1. An enzymatic RNA molecule which cleaves rel A mRNA.

2. An enzymatic RNA molecule of claim 1, the binding arms of which contain sequences complementary to the sequences defined in Table II.

3. The enzymatic RNA molecule of claim 1, the binding arms of which contain sequences complementary to the sequences defined in any one of Tables III, and IV-VII

4. The enzymatic RNA molecule of claim 1, 2, or 3, wherein said RNA molecule is in a hammerhead motif.

5. The enzymatic RNA molecule of claim 1, 2, or 3, wherein said RNA molecule is in a hairpin, hepatitis delta virus, group 1 intron, VS RNA or RNAseP RNA motif.

6. The enzymatic RNA molecule of claim 6, wherein said ribozyme comprises between 12 and 100 bases complementary to said mRNA.

7. The enzymatic RNA molecule of claim 6, wherein said ribozyme comprises between 14 and 24 bases complementary to said mRNA.

8. Enzymatic RNA molecule consisting essentially of any sequence selected from the group of those shown in Tables IV, V, VI, and VII.

9. A mammalian cell including an enzymatic RNA molecule of claim 1, 2, or 3.

10. The cell of claim 8, wherein said cell is a human cell.

11. An expression vector including nucleic acid encoding an enzymatic RNA molecule or multiple enzymatic molecules of claim 1, 2, or 3 in a manner which allows expression of that enzymatic RNA molecule(s) within a mammalian cell.

12. A mammalian cell including an expression vector of claim 11.

13. The cell of claim 13, wherein said cell is a human cell.

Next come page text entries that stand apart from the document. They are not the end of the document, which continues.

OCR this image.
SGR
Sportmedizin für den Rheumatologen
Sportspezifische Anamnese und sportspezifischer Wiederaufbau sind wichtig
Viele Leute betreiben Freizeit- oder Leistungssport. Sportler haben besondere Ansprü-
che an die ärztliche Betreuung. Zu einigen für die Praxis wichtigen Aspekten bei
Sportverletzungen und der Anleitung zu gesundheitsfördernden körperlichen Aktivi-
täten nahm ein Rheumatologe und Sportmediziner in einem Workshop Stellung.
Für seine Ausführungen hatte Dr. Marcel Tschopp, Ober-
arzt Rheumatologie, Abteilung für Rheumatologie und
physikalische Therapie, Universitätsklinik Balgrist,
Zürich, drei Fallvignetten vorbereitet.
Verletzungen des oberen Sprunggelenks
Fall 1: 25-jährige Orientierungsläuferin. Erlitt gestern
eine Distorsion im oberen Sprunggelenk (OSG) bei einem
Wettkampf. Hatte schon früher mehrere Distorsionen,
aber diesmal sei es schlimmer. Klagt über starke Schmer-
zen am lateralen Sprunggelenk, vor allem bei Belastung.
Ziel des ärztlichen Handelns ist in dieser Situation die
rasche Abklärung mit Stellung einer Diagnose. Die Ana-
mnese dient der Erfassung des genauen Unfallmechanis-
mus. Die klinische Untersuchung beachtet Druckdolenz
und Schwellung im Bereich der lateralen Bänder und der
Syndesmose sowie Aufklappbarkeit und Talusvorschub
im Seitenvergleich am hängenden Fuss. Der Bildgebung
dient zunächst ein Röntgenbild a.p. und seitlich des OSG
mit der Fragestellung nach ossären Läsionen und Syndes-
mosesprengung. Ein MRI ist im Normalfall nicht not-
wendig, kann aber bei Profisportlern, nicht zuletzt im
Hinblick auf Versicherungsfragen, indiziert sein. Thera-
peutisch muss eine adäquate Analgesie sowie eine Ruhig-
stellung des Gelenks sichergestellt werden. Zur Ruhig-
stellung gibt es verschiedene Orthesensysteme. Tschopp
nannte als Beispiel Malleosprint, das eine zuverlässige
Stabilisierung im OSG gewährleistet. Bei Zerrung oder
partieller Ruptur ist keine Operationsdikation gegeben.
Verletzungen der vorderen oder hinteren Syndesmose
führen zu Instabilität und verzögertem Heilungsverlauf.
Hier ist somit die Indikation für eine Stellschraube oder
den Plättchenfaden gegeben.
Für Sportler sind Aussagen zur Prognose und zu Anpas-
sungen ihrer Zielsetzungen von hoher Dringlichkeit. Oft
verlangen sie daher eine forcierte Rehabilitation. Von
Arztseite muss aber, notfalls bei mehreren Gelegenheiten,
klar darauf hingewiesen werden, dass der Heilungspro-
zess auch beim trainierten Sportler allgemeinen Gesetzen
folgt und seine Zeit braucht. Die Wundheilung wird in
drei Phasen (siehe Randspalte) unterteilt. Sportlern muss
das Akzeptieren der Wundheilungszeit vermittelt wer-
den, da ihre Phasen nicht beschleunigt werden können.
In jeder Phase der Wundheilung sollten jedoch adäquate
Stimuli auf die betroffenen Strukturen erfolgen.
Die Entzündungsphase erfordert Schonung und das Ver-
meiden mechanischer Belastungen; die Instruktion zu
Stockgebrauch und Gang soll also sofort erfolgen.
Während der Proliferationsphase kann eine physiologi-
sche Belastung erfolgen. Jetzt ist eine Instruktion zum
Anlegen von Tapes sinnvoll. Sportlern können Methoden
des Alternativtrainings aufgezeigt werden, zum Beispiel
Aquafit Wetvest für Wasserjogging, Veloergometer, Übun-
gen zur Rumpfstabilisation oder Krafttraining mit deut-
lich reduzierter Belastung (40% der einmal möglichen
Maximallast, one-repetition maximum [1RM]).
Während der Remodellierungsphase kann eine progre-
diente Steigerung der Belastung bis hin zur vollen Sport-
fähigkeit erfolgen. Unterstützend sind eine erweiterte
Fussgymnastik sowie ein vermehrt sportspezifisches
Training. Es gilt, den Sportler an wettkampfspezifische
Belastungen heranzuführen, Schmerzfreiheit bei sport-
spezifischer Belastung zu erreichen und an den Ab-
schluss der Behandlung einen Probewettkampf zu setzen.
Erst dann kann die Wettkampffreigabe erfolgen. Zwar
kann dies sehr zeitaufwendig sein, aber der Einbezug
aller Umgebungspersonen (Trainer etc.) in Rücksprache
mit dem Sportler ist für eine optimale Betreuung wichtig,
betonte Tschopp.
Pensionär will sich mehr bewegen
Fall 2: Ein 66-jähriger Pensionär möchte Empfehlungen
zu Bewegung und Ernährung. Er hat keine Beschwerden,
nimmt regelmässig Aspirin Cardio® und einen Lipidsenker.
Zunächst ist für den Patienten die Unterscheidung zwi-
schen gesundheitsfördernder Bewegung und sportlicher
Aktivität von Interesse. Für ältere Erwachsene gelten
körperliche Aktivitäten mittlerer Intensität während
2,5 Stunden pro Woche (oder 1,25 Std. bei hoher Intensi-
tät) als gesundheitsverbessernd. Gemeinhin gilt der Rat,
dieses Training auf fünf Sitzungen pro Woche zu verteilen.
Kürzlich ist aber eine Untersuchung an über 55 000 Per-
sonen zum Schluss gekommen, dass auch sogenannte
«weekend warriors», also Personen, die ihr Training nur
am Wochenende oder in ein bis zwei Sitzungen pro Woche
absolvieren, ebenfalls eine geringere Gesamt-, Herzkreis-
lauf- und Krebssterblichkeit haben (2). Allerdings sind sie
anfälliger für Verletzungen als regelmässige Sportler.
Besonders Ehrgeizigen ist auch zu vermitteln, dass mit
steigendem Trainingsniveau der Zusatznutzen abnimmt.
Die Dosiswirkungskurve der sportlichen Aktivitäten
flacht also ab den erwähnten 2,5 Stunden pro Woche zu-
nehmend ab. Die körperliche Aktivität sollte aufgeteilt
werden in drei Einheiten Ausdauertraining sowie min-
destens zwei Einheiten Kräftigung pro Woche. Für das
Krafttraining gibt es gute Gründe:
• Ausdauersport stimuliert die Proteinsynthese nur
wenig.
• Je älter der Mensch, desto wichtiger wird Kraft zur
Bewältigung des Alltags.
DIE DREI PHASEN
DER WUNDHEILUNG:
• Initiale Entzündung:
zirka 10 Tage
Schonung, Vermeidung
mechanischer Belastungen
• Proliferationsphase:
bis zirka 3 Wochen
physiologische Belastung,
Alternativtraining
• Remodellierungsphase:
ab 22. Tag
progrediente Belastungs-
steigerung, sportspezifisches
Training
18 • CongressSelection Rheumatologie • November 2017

14. A method for treatment of a condition related to the level of NF-κB activity by administering to a patient an enzymatic nucleic acid molecule of claim 1, 2, or 3,

15. A method for treatment of a condition related to the level of NF-κB activity by administering to a patient an expression vector of claim 11.

16. The method of claim 14 or 15, wherein said patient is a human.

17. The method of claim 14 wherein said condition is selected from the group consisting of restenosis, rheumatoid arthritis, asthma, inflammatory or autoimmune disorders, and transplant rejection.

18. The method of claim 15 wherein said condition is selected from the group consisting of restenosis, rheumatoid arthritis, asthma, inflammatory or autoimmune disorders, and transplant rejection.